Govt to push 2 more tax reform measures

ABS-CBN News

Posted at Apr 26 2021 05:16 PM

MANILA - Finance Secretary Carlos Dominguez III said Monday the administration of President Rodrigo Duterte will push for 2 more tax reform measures amid the disruptions caused by the COVID-19 pandemic. 

Dominguez said the 2 new measures under the Comprehensive Tax Reform Program (CTRP) will revamp the country's property valuation system, and simplify the taxation of passive income, financial services and transactions. 

The Finance chief said the measures will help boost the country's economic recovery. 

“We are fully determined to restore the vigor of the Philippine economy at the soonest possible time. Even with the unprecedented crisis, the Duterte administration will continue to work hard until the last minute of its term to undertake the remaining reforms we had set out to do in our zero-to-ten-point socioeconomic agenda,” Dominguez said. 

According to the DOF's CTRP page, Package 3 will "broaden" the tax base used for property-related taxes, thereby increasing government revenues. 

Package 4, meanwhile, will make passive income and financial intermediary taxes simpler, more efficient and more competitive, the agency said.

Duterte signed Package 1 of the program or the Tax Reform for Acceleration and Inclusion (TRAIN) law in December 2017, and Corporate Recovery and Tax Incentives for Enterprises or CREATE last month.

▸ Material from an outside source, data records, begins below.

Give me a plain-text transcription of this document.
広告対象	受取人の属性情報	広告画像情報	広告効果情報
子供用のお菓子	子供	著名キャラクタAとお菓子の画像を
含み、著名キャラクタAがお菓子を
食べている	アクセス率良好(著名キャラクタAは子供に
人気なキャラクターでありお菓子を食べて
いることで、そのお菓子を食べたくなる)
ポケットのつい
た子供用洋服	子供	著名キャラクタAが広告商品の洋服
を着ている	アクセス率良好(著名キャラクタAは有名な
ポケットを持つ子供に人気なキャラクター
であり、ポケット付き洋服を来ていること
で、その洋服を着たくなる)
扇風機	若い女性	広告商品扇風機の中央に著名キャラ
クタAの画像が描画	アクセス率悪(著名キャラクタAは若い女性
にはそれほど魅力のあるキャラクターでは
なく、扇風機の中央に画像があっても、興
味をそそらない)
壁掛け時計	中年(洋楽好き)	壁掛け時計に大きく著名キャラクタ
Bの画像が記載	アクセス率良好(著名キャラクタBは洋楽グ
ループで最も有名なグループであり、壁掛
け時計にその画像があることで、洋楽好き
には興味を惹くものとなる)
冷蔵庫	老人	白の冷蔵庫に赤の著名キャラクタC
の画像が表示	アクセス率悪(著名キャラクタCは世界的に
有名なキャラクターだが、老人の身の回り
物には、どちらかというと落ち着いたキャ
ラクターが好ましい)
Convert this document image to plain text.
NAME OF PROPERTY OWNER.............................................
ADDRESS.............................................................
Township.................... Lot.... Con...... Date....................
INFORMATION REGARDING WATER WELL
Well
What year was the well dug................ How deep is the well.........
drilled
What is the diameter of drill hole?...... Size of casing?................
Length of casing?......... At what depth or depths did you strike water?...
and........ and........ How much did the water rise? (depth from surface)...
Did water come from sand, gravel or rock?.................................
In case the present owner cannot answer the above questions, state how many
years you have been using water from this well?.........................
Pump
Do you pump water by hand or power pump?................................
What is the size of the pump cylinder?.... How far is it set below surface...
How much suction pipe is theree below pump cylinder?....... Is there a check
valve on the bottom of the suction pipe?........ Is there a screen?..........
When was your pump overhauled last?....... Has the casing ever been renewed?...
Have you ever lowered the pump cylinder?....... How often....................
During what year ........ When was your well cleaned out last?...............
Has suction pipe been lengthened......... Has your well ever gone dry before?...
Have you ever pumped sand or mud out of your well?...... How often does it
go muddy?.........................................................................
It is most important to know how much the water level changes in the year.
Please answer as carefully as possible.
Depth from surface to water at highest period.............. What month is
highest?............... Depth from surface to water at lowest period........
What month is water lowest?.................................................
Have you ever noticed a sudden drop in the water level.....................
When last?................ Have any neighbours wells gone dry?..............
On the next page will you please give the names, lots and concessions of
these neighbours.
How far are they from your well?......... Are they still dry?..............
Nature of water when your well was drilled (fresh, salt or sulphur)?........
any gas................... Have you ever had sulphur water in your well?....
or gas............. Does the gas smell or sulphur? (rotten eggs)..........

The DOF is also supporting proposed amendments to the Foreign Investments Act (FIA), Public Service Act (PSA) and the Retail Trade Liberalization Act (RTLA), which Duterte certified as urgent.
 
The DOF also proposed to increase the mandated dividend remittance of government-owned and controlled corporations (GOCCs).

Dominguez is also pushing for the passage of the Government Financial Institutions Unified Initiatives to Distressed Enterprises for Economic Recovery or the GUIDE bill.

Before the pandemic, the country's economy had been growing at an average of 6 percent. 

In 2020, the gross domestic product contracted by 9.6 percent, its worst level since the end of World War 2.